Cinq recueils de poésie de Jalal El Mokh, parus à la fois par Hechmi KHALLADI

Le poète, c’est Jalal El Mokh, auteur prolifique bilingue (arabe et français) qui a à son actif au moins une trentaine de livres répartis entre poésie, essais et traductions. Les cinq recueils sont les derniers-nés de l’auteur qui sont publiés récemment en une seule fois. L’on peut parler ainsi d’une prouesse littéraire réalisée par Jalal El Mokh qui a pu sortir ces cinq recueils de poésie en même temps, à l’heure où la production littéraire et culturelle stagne en Tunisie depuis au moins deux ans à cause de la pandémie COVID-19. On ne peut qu’applaudir cet exploit qui vient enrichir la scène poétique en Tunisie.
Personnellement, j’ai côtoyé Jalal El Mokh depuis plusieurs années et je l’ai suivi dans toutes ses productions littéraires, notamment poétiques, et j’ai remarqué qu’il ne cesse d’évoluer dans son écriture et son œuvre, si bien qu’il nous offre à chaque fois une poésie en mutation permanente, traitant non seulement des thèmes récurrents de la poésie classique, mais des questions d’actualités brûlantes, celles qui concernent l’homme dans son histoire, dans son quotidien et dans sa vie en général. Et plus encore que la quantité des livres qu’il produit, il est important de souligner la qualité de ses textes qui ne cessent, avec les années, de s’améliorer et de nous subjuguer
Ces cinq recueils de poésie sont écrits en arabe et nous en avons traduit les titres ainsi : « Hier, j’ai passé ma nuit sans poème», « Mes blessures à l’écoute de ma voix », « Advint ce qui devait advenir », « Ecris, je n’écrirai point ! » et « De la genèse de la vie»

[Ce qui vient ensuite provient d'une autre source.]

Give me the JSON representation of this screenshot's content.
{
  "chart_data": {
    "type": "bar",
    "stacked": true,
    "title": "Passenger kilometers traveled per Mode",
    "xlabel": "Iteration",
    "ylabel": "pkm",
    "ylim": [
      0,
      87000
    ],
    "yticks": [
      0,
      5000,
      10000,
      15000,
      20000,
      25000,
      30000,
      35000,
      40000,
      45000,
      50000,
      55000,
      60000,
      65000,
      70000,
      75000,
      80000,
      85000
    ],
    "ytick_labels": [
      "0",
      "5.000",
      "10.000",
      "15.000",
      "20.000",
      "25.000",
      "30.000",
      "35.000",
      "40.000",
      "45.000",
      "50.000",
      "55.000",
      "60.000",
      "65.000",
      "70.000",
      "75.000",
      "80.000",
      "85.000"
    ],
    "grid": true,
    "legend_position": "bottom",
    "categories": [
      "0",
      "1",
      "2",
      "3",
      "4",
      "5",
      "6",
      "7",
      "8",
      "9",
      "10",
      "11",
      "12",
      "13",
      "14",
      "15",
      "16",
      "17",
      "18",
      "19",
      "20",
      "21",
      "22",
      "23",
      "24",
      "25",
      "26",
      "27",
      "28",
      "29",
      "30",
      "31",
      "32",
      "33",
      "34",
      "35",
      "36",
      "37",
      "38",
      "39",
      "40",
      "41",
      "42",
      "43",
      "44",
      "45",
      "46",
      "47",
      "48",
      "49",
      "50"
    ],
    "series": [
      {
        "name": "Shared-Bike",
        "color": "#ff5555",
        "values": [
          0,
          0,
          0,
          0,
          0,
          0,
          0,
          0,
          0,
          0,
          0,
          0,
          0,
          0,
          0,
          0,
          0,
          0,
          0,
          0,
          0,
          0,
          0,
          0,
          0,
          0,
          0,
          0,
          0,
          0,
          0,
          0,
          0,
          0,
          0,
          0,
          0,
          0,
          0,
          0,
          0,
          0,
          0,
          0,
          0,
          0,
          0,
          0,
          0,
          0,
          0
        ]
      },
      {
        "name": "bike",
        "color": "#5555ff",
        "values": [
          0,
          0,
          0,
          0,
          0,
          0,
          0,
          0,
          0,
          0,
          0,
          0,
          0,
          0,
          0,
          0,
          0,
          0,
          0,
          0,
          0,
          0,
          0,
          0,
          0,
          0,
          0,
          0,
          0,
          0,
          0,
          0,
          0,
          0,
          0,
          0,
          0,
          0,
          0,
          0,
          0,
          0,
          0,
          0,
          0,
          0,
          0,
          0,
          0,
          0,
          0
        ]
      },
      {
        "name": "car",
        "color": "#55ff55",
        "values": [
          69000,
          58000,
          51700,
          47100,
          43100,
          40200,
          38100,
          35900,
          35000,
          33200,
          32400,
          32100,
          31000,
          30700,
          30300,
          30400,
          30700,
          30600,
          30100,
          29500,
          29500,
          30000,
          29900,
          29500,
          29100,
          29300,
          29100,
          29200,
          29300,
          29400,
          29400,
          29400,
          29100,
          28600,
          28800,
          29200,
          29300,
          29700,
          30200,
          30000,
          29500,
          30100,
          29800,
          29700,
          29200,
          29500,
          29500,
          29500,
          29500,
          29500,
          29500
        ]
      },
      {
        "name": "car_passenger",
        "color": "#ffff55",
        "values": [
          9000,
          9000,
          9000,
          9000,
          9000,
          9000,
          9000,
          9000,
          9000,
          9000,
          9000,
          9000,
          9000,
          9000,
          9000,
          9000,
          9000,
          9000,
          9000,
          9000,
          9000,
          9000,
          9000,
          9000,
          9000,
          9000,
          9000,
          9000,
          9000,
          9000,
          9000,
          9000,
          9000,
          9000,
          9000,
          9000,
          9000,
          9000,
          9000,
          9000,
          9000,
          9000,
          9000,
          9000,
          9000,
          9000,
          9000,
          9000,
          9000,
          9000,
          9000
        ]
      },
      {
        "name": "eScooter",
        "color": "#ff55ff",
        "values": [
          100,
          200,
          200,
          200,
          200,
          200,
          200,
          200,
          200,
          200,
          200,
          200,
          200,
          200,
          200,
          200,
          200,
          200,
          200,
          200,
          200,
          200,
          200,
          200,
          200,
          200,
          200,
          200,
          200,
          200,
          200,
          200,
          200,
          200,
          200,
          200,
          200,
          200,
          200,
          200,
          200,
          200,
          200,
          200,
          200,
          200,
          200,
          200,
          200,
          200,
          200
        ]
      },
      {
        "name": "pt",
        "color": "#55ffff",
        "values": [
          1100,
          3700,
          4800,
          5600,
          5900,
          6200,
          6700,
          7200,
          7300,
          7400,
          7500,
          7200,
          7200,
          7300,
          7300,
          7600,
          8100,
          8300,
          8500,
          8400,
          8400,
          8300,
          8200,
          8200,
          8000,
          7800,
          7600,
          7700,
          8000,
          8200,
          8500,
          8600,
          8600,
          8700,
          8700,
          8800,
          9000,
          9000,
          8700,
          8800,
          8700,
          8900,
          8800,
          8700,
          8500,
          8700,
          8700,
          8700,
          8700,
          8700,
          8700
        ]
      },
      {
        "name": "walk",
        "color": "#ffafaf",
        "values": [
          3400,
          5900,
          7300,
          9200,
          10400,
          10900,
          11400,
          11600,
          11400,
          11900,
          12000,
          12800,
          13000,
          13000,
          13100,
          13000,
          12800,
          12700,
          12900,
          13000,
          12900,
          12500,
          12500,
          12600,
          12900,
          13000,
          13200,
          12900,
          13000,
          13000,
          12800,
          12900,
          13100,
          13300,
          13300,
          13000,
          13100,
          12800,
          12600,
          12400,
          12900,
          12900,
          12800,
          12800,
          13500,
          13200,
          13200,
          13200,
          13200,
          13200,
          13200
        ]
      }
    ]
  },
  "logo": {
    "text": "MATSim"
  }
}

Nous nous bornerons ici à présenter seulement deux de ces cinq nouveaux recueils dans l’espoir de découvrir les autres prochainement
Commençons par « Hier, j’ai passé ma nuit sans poème». Ce titre révèle d’ailleurs cette habitude de notre écrivain, devenue une manie presque morbide, de composer un poème chaque nuit, qu’il soit court ou long, avant de céder au sommeil. S’il n’arrive pas une nuit à taquiner la muse pour s’en inspirer quelques vers, il est en proie à une sensation de vide, à un sentiment de privation. Il se sent ainsi comme « Le foyer des pauvres sans pain/Comme les gens tristes sans joie/ Comme les solitaires sans amour/Comme des politiciens inconscients/ Comme des ivrognes insouciants… » p : 29
Ce recueil de 100 pages est constitué de 17 poèmes de longueur variée, présentés en ordre chronologique, tous écrits en 2020, excepté un seul en décembre 2019. Ils traitent de thèmes divers ayant trait au statut du poète dans la communauté, de la magie de la poésie, des états d’âmes du poète, de sa vision du monde et de l’entourage, des maux qui l’accablent et qui frappent ses concitoyens en particulier et l’humanité en général, mais surtout de son attachement affectif et profond à sa poésie qui devient en quelque sorte sa raison de vivre
Je ne résiste pas au plaisir de vous citer ces quelques vers de ce recueil, en guise d’avant-goût. On peut donc lire dans le poème intitulé : « Je n’ai d’ennemi que moi-même » p 47 : « Mon unique ennemi est moi-même/ Que je combats avec toutes les armes/ Cet ennemi m’attaque avec ses armées les plus redoutables/ Nous nous luttons sans pitié ni trêve/…
On peut lire aussi dans le poème « Testament » p 97 : « Si jamais je meurs un jour/ Et vais-je mourir vraiment ?/ Je vous supplie, vous qui versez des larmes de crocodiles/ De ne pas dire que l’un des chevaliers du Mot est parti/ Ô combien je déteste cette expression
Quant au deuxième recueil, il porte comme titre « Mes blessures à l’écoute de ma voix ». Ce recueil de 102 pages comporte 11 longs poèmes en vers libres dont la majorité sont composés en 2019. Il s’agit bien d’un cri de douleur poussé par le poète, un cri venant sans doute d’un mal profond et violent ressenti par lui-même suite à des expériences vécues. Cependant, c’est grâce à sa voix (entendez ses vers) qu’il réussit à maîtriser ses maux et soigner ses blessures, à dépasser enfin sa douleur. Mais cela ne se passe pas sans émouvoir le lecteur et l’impliquer dans le malaise du poète, car ce qui touche ce dernier pourrait gagner le lecteur qui, en tant qu’être humain, aurait vécu la même expérience sentimentale.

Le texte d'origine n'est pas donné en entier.